Where a Top Chef Dreams of Eating

Christina Tosi, chef and founder of the Milk Bar bakeries is famous for her Crack Pie and Cereal Milk soft serve. A sense of imagination also defines three of the most memorable meals she’s sat down to.
One of my favourite meals was in Sydney.
I had just landed and crawled up to the bar at Momofuku Seiōbo. They were playing great reggae music and the setting was a little punk rock. I’ve known Paul Carmichael for more than a decade – we were cooks together at [now closed] WD~50 in New York, overworked and on minimum wage. He’s from Barbados and has such a strong Caribbean flair and here I was watching him translate that spirit into all of the bounty Australia has to offer.
He made this gorgeous crab stew served with cassava gnocchi. Let’s be real – usually you would never expect to find cassava in a fine-dining restaurant because that’s a peasant approach but it couldn’t have soaked up more crab stew if it tried. There was also a kingfish collar with a cream, chilli, lime and tamarind curry sauce served with little triangles of roti. I adore the technical skill of roti – buttery, rich, crisp and doughy – and using that to fork some of the kingfish collar… Well, it was messy in all the ways that give you permission to let go. I thought, “I’m having a food moment,” and drowned myself in it.
I fell in love with food in the aisle of the grocery store and the kitchen of my grandma’s home.
I studied for decades under great chefs but I know, for me, it’s about breathing new life into an ingredient that people look at every day. Having the shiniest shoes or the coolest new whatever won’t impress me; what will is how your imagination works and how you translate it in a way that’s going to speak to people.
A year ago, I took a magical little ride around one chef’s imagination.
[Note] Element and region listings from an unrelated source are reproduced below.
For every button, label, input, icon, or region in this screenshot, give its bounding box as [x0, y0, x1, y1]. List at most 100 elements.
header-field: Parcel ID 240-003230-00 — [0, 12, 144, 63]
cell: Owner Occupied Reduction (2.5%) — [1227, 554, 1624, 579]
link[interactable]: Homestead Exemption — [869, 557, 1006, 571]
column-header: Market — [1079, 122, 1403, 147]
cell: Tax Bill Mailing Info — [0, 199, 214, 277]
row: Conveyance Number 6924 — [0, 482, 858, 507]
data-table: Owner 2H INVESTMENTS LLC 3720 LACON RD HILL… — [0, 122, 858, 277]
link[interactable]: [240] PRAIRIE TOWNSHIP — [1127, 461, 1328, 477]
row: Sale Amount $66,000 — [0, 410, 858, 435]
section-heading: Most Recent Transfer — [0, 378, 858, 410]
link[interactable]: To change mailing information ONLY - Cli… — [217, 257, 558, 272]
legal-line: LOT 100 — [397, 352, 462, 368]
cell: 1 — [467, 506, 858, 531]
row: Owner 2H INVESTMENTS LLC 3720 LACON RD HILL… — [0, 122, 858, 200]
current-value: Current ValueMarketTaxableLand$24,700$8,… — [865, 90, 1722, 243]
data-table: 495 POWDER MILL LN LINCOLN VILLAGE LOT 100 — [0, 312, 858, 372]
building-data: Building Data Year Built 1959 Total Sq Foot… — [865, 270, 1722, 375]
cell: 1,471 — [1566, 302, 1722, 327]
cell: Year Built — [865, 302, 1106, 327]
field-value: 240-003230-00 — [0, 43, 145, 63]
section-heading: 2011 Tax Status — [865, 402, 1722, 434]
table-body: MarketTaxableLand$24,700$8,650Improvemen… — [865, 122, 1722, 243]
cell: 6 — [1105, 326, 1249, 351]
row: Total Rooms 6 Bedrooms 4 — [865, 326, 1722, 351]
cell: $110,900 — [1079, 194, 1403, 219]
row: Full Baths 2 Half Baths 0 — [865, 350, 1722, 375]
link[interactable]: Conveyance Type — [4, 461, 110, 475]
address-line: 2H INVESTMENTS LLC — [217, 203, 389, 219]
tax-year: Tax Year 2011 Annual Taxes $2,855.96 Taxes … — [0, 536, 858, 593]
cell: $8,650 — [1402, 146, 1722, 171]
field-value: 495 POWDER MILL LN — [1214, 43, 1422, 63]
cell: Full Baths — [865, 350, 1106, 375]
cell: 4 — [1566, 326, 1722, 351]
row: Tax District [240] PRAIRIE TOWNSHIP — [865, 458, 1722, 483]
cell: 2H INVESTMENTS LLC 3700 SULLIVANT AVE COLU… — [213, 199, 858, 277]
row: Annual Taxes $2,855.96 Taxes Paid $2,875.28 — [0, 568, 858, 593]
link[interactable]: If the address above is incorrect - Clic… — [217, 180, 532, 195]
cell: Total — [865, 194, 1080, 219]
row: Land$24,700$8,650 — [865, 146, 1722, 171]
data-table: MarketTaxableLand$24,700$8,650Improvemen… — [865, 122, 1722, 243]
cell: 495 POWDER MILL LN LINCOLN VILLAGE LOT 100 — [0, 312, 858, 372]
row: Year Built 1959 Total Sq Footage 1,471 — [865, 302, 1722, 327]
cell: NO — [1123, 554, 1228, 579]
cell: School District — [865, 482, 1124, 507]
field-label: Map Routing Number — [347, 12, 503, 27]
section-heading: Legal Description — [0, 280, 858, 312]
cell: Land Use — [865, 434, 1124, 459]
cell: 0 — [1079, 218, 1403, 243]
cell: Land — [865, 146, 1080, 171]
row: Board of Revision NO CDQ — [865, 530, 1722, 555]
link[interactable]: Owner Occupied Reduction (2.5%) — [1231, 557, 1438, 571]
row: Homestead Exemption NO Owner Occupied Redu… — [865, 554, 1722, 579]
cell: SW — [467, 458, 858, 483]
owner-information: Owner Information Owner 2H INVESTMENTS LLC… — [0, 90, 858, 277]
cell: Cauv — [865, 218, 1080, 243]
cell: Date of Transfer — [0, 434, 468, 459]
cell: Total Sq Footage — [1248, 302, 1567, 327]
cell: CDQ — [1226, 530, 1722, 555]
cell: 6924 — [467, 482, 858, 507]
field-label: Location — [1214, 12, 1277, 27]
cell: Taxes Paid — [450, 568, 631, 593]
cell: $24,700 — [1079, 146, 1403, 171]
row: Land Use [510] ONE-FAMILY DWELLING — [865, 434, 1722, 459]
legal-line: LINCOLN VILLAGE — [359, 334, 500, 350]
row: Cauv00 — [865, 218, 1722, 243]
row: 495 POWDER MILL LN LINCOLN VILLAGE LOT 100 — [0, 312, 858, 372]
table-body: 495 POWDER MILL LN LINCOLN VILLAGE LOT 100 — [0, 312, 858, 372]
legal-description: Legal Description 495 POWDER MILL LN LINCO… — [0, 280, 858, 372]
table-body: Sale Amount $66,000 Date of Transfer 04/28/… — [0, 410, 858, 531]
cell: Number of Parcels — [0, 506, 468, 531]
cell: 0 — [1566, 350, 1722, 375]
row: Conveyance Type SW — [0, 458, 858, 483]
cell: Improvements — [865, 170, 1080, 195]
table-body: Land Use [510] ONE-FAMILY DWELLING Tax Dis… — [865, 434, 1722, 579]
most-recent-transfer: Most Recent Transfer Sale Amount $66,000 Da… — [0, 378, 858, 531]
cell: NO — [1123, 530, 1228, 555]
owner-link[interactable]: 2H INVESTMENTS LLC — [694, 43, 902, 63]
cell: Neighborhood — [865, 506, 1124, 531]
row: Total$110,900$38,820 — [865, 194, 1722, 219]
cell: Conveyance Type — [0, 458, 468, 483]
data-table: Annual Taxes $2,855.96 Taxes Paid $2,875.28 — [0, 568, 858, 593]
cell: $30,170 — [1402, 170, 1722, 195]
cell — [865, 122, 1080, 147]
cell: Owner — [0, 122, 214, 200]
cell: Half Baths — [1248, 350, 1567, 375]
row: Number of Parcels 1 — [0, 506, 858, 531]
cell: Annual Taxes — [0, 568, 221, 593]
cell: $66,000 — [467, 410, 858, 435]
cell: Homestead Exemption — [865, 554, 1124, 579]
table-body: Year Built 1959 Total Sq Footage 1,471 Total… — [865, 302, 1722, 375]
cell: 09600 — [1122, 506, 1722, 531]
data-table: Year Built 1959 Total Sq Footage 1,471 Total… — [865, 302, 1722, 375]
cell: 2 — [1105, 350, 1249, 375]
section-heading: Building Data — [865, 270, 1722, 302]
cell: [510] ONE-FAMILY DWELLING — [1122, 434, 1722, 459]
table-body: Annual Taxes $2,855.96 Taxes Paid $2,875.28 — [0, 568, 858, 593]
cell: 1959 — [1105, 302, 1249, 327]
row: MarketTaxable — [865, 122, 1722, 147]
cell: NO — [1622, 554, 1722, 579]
Dan Barber’s Blue Hill at Stone Barns restaurant outside New York City has stayed with me. He has reinvigorated the old Rockefeller estate [in Pocantico Hills] and the beautiful thing about him is that he is obsessed with the land and the produce. The restaurant’s pastry team has to show up early so they can go out and pick strawberries themselves. Dan demands that closeness to the food.
The most exciting time at the restaurant is summer, when great produce is coming out. But I went in spring, when there were root vegetables. It was an awkward time but also the best way to judge what they were able to do. We were taken to an old shed where composting was happening, to try potatoes that had been cooked in the heat of the compost with leeks and olive oil-infused oats. It’s their celebration of simplicity – the humility of the food they’re using and the way they think, “How can I take this humble radish and do something extraordinary with it?” – that is most impressive and so different from what many others are doing.
Sometimes the simple places are also great.
My husband and I love going to Swensons Drive In in Ohio. It’s one of the last remaining old-school drive-throughs; the staff wear white polo shirts and white shorts and sprint to your car to take your order. They have this incredible burger, the Galley Boy – it has two beef patties, a layer each of barbecue sauce and tartare sauce, two layers of cheese and a little stuffed olive through a toothpick on top – and the most delicious, tart blueberry shakes. That, for me, is Americana. You don’t have to dress up to be there and I like that democratic approach. We go once or twice a year, when we’re visiting family. It’s destination dining for us: special, beautiful and so satisfying.